Data

Data sets

To run an analysis you need data. In the agc-project.yaml file of an Amazon Genomics CLI project data is a list of data locations which can be used by the contexts of the project.

In the example data definition below we are declaring that the project’s contexts will be allowed to access the three listed S3 bucket URIs.

data:
  - location: s3://gatk-test-data
    readOnly: true
  - location: s3://broad-references
    readOnly: true
  - location: s3://1000genomes-dragen-3.7.6
    readOnly: true

The contexts of the project will be denied access to all other S3 location except for the S3 bucket created or associated when the account was initialized by Amazon Genomics CLI.
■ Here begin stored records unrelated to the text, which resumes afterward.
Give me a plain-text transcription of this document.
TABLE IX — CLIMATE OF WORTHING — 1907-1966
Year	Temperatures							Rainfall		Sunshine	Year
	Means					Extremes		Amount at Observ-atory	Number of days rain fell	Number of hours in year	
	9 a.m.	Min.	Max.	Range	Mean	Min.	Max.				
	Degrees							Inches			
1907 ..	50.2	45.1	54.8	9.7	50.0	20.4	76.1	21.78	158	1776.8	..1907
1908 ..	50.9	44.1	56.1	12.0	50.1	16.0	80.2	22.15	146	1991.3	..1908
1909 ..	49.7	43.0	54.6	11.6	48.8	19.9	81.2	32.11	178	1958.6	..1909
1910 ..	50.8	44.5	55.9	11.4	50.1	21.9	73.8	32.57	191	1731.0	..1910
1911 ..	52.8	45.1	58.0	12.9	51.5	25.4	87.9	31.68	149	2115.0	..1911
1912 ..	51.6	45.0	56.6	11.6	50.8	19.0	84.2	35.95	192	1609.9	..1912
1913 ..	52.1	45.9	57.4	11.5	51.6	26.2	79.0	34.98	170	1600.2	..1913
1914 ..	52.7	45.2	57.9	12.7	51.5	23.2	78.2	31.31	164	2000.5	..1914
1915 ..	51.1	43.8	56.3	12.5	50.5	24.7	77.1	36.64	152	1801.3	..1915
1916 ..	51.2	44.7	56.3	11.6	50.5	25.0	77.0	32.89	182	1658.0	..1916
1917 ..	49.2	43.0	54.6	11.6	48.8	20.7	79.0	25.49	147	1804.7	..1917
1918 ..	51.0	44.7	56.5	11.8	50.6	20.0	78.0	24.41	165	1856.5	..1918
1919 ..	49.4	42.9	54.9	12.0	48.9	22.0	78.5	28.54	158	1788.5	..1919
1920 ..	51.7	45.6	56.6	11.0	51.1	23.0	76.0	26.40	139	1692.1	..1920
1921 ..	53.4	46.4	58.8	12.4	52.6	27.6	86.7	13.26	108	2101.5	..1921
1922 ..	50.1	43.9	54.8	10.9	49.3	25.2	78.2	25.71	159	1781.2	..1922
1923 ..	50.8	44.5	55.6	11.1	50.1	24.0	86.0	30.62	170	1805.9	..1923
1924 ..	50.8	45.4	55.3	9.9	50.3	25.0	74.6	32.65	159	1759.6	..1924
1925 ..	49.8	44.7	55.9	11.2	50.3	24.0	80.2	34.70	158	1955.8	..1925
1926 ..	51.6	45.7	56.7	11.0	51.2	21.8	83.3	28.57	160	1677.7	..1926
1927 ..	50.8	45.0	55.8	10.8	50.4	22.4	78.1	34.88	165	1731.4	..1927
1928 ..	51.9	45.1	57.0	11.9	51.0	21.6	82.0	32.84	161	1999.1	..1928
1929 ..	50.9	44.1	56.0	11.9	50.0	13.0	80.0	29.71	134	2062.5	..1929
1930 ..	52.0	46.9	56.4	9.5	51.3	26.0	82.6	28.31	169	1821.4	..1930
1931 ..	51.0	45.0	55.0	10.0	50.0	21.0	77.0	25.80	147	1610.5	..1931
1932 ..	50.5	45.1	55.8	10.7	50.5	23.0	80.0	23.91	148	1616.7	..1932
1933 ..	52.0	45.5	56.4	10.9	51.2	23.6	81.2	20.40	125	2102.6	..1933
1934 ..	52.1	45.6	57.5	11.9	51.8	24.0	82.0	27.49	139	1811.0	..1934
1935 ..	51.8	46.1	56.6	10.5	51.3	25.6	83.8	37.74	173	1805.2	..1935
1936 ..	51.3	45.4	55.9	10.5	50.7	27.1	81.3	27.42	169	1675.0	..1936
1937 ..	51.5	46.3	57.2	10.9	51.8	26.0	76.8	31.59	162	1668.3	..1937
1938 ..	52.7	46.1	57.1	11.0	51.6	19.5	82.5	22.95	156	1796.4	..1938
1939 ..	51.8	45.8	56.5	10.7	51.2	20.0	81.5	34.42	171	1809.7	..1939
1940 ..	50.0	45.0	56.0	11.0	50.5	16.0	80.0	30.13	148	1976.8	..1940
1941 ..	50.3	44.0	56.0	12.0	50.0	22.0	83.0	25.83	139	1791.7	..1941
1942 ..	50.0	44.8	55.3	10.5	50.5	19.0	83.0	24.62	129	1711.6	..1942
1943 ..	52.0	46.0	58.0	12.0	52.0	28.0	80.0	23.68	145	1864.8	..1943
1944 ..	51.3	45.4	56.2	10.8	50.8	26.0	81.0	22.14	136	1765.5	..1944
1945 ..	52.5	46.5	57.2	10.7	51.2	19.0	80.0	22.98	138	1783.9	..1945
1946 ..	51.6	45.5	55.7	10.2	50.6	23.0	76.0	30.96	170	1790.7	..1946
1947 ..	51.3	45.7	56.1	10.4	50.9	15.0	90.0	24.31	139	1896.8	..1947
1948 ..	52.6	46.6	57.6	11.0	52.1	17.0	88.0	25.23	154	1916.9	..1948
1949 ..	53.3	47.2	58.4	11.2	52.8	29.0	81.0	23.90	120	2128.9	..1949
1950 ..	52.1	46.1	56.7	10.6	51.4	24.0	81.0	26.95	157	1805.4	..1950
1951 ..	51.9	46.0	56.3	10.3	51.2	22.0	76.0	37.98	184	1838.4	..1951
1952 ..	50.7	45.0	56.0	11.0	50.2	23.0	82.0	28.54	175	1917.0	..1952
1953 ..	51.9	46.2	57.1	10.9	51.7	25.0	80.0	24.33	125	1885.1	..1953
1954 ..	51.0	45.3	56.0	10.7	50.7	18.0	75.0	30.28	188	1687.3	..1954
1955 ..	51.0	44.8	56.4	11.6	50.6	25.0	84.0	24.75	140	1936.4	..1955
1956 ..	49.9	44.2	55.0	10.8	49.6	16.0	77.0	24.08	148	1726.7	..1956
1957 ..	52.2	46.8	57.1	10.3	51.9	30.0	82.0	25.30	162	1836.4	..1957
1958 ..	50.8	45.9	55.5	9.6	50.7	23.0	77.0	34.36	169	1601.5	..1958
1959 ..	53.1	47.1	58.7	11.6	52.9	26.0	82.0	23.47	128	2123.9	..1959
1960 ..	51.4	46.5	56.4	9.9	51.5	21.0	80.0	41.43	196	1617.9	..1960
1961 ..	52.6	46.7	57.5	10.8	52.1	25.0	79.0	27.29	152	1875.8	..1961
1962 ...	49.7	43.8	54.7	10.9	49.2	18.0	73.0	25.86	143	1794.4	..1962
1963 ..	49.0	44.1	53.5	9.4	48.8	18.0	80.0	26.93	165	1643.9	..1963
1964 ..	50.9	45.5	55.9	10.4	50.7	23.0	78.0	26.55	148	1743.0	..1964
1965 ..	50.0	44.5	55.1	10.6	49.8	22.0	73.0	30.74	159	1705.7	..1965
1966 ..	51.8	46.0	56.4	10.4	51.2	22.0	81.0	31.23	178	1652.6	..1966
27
Declaring access in the project will only ensure your infrastructure is correctly configured to access the bucket. If the target bucket is further restricted, such as by an access control list or bucket policy, you will still be denied access. In these cases you should work with the bucket owner to facilitate access.

Read and Write

The default value of readOnly is true. At the time of writing, write access is not supported (except for the Amazon Genomics CLI core S3 bucket)

Access to a Prefix

The above examples will grant read access to an entire bucket. You can grant more granular access to a prefix within a bucket, for example:

data:
  - location: s3://my-bucket/my/prefix/

Cross Account Access

A bucket in another AWS account can be accessed if the owner has set up access, and you are using a role that is allowed access. See cross account access for details.

Updating Data Sources

If data definitions are added to or removed from a project definition the change will not be reflected in deployed contexts until they are updated. This can be done with agc context deploy --all for all contexts or by using a context name to update only one. See context deploy for details.

Technical Details

When a context is deployed, IAM roles used by the infrastructure of the context will be granted s3 permissions to perform some S3 read (or read and write) actions on the listed locations. The permissions are defined in CDK code in /packages/cdk/apps/. The CDK code does not modify any data in the buckets or any other bucket policies or configurations.